Gyanvapi case: Survey concludes, Hindu side 'finds Shivlinga', Muslim side calls it a 'fountain', court orders to seal wuzu pond

The survey of the mosque complex, which started at 8 am, concluded peacefully at around 10:15 am, covering the entire mosque complex.

Published: 16th May 2022 03:57 PM  |   Last Updated: 16th May 2022 08:34 PM   |  A+A-

Court Commissioners Vishal Singh (2L) and Ajay Pratap Singh (L) with their team leave after the survey at Gyanvapi Mosque complex, May 16, 2022. (Photo | PTI)

Express News Service

LUCKNOW: As the court-mandated videography survey of the Gyanvapi mosque complex, which was carried out for the third consecutive day, concluded on Monday amid tight security, plaintiff’s lawyer claimed that a Shivlinga was found inside the pond used by Muslim devotees for ‘wuzu’ (purification ritual before offering Namaz).

The survey of the mosque complex, which started at 8 am, concluded peacefully at around 10:15 am, covering the entire mosque complex. The survey report would be submitted in court on Tuesday, May 17.

Upon the conclusion of the survey, the court of Varanasi Civil Judge (Senior Division) Ravi Kumar Diwakar ordered the district administration, police commissioner and CRPF commandant, engaged in the security of the Kashi Vishwanath Dham and Gyanvapi complex, to seal the area of the ‘wuzu’ pond on the mosque premises where the lawyer of one of the plaintiffs on Monday claimed unearthing of a Shivlinga during the survey.

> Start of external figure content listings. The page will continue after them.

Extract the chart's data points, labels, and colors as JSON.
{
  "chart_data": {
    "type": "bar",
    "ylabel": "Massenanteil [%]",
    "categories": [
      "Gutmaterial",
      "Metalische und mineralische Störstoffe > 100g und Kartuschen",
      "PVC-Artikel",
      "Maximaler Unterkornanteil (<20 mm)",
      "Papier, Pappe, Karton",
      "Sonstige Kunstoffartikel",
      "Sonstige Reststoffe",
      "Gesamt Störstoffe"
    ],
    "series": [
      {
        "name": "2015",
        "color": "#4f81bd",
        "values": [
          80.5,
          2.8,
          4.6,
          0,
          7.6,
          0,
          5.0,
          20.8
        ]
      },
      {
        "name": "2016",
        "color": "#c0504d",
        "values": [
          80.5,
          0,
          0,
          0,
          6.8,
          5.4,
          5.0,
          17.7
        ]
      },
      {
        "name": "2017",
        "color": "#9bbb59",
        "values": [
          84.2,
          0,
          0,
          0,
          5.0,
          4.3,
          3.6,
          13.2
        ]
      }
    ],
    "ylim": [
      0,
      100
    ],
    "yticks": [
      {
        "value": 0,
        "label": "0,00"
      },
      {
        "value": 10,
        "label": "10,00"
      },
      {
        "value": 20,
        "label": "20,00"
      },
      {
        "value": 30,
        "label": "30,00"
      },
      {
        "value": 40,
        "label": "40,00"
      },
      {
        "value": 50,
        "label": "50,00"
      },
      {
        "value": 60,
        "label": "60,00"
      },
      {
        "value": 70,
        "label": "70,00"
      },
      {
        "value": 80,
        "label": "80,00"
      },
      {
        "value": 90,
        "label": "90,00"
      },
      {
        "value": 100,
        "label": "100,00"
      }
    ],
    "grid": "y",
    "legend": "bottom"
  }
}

The judge also ordered the district administration and law enforcement agencies to restrict the entry of people into that sealed part of the mosque premises. However, the court passed the order after lawyer Harishankar Jain, representing Rakhi Singh in the related petition no. 693/2021 Rakhi Singh Vs UP government and others, left the mosque premises even while the survey was on and moved an application.

The lawyer stated in the application that during the survey by the court commission on Monday, a Shivlinga was found. “As it is very important evidence, in this case, the area should be sealed immediately for its safety,” stated Jain, demanding a ban on the entry of Muslims in this area besides allowing not more than 20 persons to offer namaz at a given time.

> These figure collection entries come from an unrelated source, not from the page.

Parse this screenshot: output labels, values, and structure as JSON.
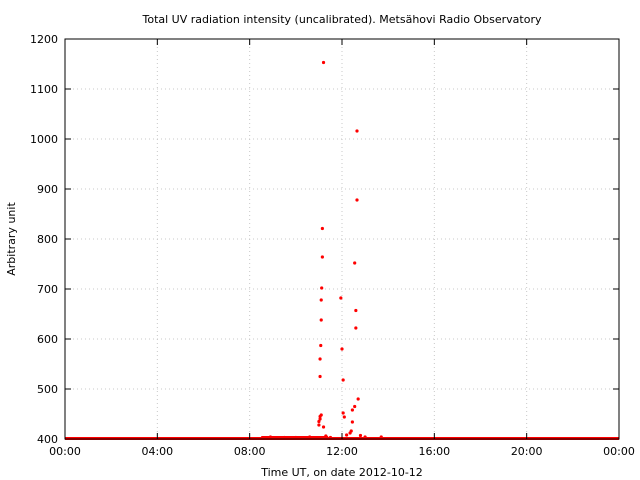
{
  "chart_data": {
    "type": "scatter",
    "title": "Total UV radiation intensity (uncalibrated). Metsähovi Radio Observatory",
    "xlabel": "Time UT, on date 2012-10-12",
    "ylabel": "Arbitrary unit",
    "xlim": [
      0,
      24
    ],
    "ylim": [
      400,
      1200
    ],
    "x_ticks": [
      {
        "value": 0,
        "label": "00:00"
      },
      {
        "value": 4,
        "label": "04:00"
      },
      {
        "value": 8,
        "label": "08:00"
      },
      {
        "value": 12,
        "label": "12:00"
      },
      {
        "value": 16,
        "label": "16:00"
      },
      {
        "value": 20,
        "label": "20:00"
      },
      {
        "value": 24,
        "label": "00:00"
      }
    ],
    "y_ticks": [
      400,
      500,
      600,
      700,
      800,
      900,
      1000,
      1100,
      1200
    ],
    "grid": true,
    "color": "#ff0000",
    "baseline": {
      "value": 401,
      "x_start": 0,
      "x_end": 24
    },
    "series": [
      {
        "points": [
          [
            8.9,
            404
          ],
          [
            9.5,
            403
          ],
          [
            10.0,
            403
          ],
          [
            10.3,
            402
          ],
          [
            10.6,
            404
          ],
          [
            11.0,
            428
          ],
          [
            11.0,
            435
          ],
          [
            11.05,
            440
          ],
          [
            11.05,
            445
          ],
          [
            11.1,
            448
          ],
          [
            11.05,
            525
          ],
          [
            11.05,
            560
          ],
          [
            11.08,
            587
          ],
          [
            11.1,
            638
          ],
          [
            11.1,
            678
          ],
          [
            11.12,
            702
          ],
          [
            11.15,
            764
          ],
          [
            11.15,
            821
          ],
          [
            11.2,
            1153
          ],
          [
            11.2,
            424
          ],
          [
            11.3,
            406
          ],
          [
            11.5,
            403
          ],
          [
            11.95,
            682
          ],
          [
            12.0,
            580
          ],
          [
            12.05,
            518
          ],
          [
            12.05,
            452
          ],
          [
            12.1,
            444
          ],
          [
            12.2,
            408
          ],
          [
            12.35,
            412
          ],
          [
            12.4,
            416
          ],
          [
            12.45,
            434
          ],
          [
            12.45,
            458
          ],
          [
            12.55,
            465
          ],
          [
            12.6,
            622
          ],
          [
            12.6,
            657
          ],
          [
            12.55,
            752
          ],
          [
            12.65,
            878
          ],
          [
            12.65,
            1016
          ],
          [
            12.7,
            480
          ],
          [
            12.8,
            407
          ],
          [
            13.0,
            404
          ],
          [
            13.7,
            404
          ]
        ]
      }
    ]
  }
}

However, the court gave no directive on the number of devotees to be allowed on the premises at a given time. The court also clarified the state chief secretary and director general of police responsible for the supervision of the sealing process and the work done by the district magistrate, commissioner of police and CRPF for the execution of the order.

The court said that the safety and conservation of the area would be the personal responsibility of the DM, CP and CRPF commandant. 

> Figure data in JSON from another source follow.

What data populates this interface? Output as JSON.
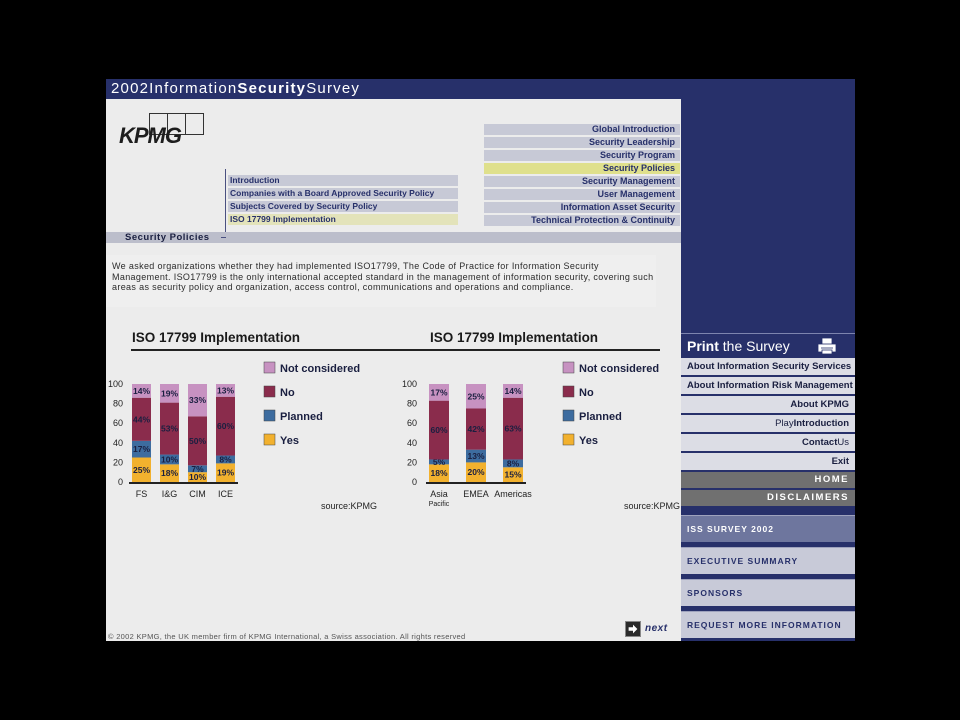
{
  "header": {
    "title_part1": "2002",
    "title_part2": "Information",
    "title_part3": "Security",
    "title_part4": "Survey"
  },
  "logo": {
    "text": "KPMG"
  },
  "main_nav": [
    {
      "label": "Global Introduction",
      "active": false
    },
    {
      "label": "Security Leadership",
      "active": false
    },
    {
      "label": "Security Program",
      "active": false
    },
    {
      "label": "Security Policies",
      "active": true
    },
    {
      "label": "Security Management",
      "active": false
    },
    {
      "label": "User Management",
      "active": false
    },
    {
      "label": "Information Asset Security",
      "active": false
    },
    {
      "label": "Technical Protection & Continuity",
      "active": false
    }
  ],
  "sub_nav": [
    {
      "label": "Introduction",
      "active": false
    },
    {
      "label": "Companies with a Board Approved Security Policy",
      "active": false
    },
    {
      "label": "Subjects Covered by Security Policy",
      "active": false
    },
    {
      "label": "ISO 17799 Implementation",
      "active": true
    }
  ],
  "section_title": "Security Policies",
  "intro_text": "We asked organizations whether they had implemented ISO17799, The Code of Practice for Information Security Management. ISO17799 is the only international accepted standard in the management of information security, covering such areas as security policy and organization, access control, communications and operations and compliance.",
  "colors": {
    "not_considered": "#c792c1",
    "no": "#8a2c4c",
    "planned": "#3d6c9f",
    "yes": "#f2b12e",
    "nav_dark": "#27306a"
  },
  "chart_data": [
    {
      "type": "bar",
      "stacked": true,
      "title": "ISO 17799 Implementation",
      "source": "source:KPMG",
      "categories": [
        "FS",
        "I&G",
        "CIM",
        "ICE"
      ],
      "ylim": [
        0,
        100
      ],
      "yticks": [
        "0",
        "20",
        "40",
        "60",
        "80",
        "100"
      ],
      "legend_placement": "right",
      "series": [
        {
          "name": "Yes",
          "color": "#f2b12e",
          "values": [
            25,
            18,
            10,
            19
          ],
          "labels": [
            "25%",
            "18%",
            "10%",
            "19%"
          ]
        },
        {
          "name": "Planned",
          "color": "#3d6c9f",
          "values": [
            17,
            10,
            7,
            8
          ],
          "labels": [
            "17%",
            "10%",
            "7%",
            "8%"
          ]
        },
        {
          "name": "No",
          "color": "#8a2c4c",
          "values": [
            44,
            53,
            50,
            60
          ],
          "labels": [
            "44%",
            "53%",
            "50%",
            "60%"
          ]
        },
        {
          "name": "Not considered",
          "color": "#c792c1",
          "values": [
            14,
            19,
            33,
            13
          ],
          "labels": [
            "14%",
            "19%",
            "33%",
            "13%"
          ]
        }
      ]
    },
    {
      "type": "bar",
      "stacked": true,
      "title": "ISO 17799 Implementation",
      "source": "source:KPMG",
      "categories": [
        "Asia",
        "EMEA",
        "Americas"
      ],
      "category_sublabels": [
        "Pacific",
        "",
        ""
      ],
      "ylim": [
        0,
        100
      ],
      "yticks": [
        "0",
        "20",
        "40",
        "60",
        "80",
        "100"
      ],
      "legend_placement": "right",
      "series": [
        {
          "name": "Yes",
          "color": "#f2b12e",
          "values": [
            18,
            20,
            15
          ],
          "labels": [
            "18%",
            "20%",
            "15%"
          ]
        },
        {
          "name": "Planned",
          "color": "#3d6c9f",
          "values": [
            5,
            13,
            8
          ],
          "labels": [
            "5%",
            "13%",
            "8%"
          ]
        },
        {
          "name": "No",
          "color": "#8a2c4c",
          "values": [
            60,
            42,
            63
          ],
          "labels": [
            "60%",
            "42%",
            "63%"
          ]
        },
        {
          "name": "Not considered",
          "color": "#c792c1",
          "values": [
            17,
            25,
            14
          ],
          "labels": [
            "17%",
            "25%",
            "14%"
          ]
        }
      ]
    }
  ],
  "print": {
    "part1": "Print",
    "part2": "the Survey",
    "icon": "printer-icon"
  },
  "side_links": [
    {
      "label": "About Information Security Services"
    },
    {
      "label": "About Information Risk Management"
    },
    {
      "label": "About KPMG"
    },
    {
      "label_a": "Play",
      "label_b": "Introduction"
    },
    {
      "label_a": "Contact",
      "label_b": "Us"
    },
    {
      "label": "Exit"
    }
  ],
  "side_dark": [
    "HOME",
    "DISCLAIMERS"
  ],
  "bottom_buttons": [
    "ISS SURVEY 2002",
    "EXECUTIVE SUMMARY",
    "SPONSORS",
    "REQUEST MORE INFORMATION"
  ],
  "footer": "© 2002 KPMG, the UK member firm of KPMG International, a Swiss association. All rights reserved",
  "next": {
    "label": "next",
    "icon": "arrow-right-icon"
  }
}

On the contrary, the Muslim side argued that the court ordered to seal the wuzu pond without hearing it.  Rejecting the theory of Shivlinga given by the Hindu side, the Muslim side claimed that it was not a Shivlinga but a defunct fountain inside the pond. 

“The other side is misguiding the nation by calling a defunct fountain a Shivlinga,” said Raees Ahmad Ansari, the lawyer of Anjuman Intenzamia Masajid (AIM).

Even Abhay Nath Yadav, representing the Muslim side in the case, said that everyone should wait for the submission of the survey report and subsequent court verdict without jumping to conclusions. “The report to be submitted in the court will make everything clear,” he said.

In the meantime, while the security inside the corridor area and the mosque premises was enhanced and the area defined by the court was sealed in compliance with its order, Varanasi DM Kushal Raj Sharma and court-appointed Advocate General Ajay Kumar Mishra neither confirmed nor denied the presence of Shivlinga on the mosque premises saying it might be someone’s personal claim as everything about the 12.5-hour survey would be mentioned in the report and submitted to the court on May 17.

Regarding the court order, the DM said that after receiving the order, the process for isolating the ‘wuzu’ pond area of Gyanvapi mosque was sealed and alternative arrangements for ‘wuzu’ were being made to ensure that Muslims did not face any problems in offering namaz. 

Other lawyers accompanying the court commission during the survey termed it a “historic day” saying that the evidence collected by the court commission, in this case, would play a key role in all cases related to Gyanvapi in different courts.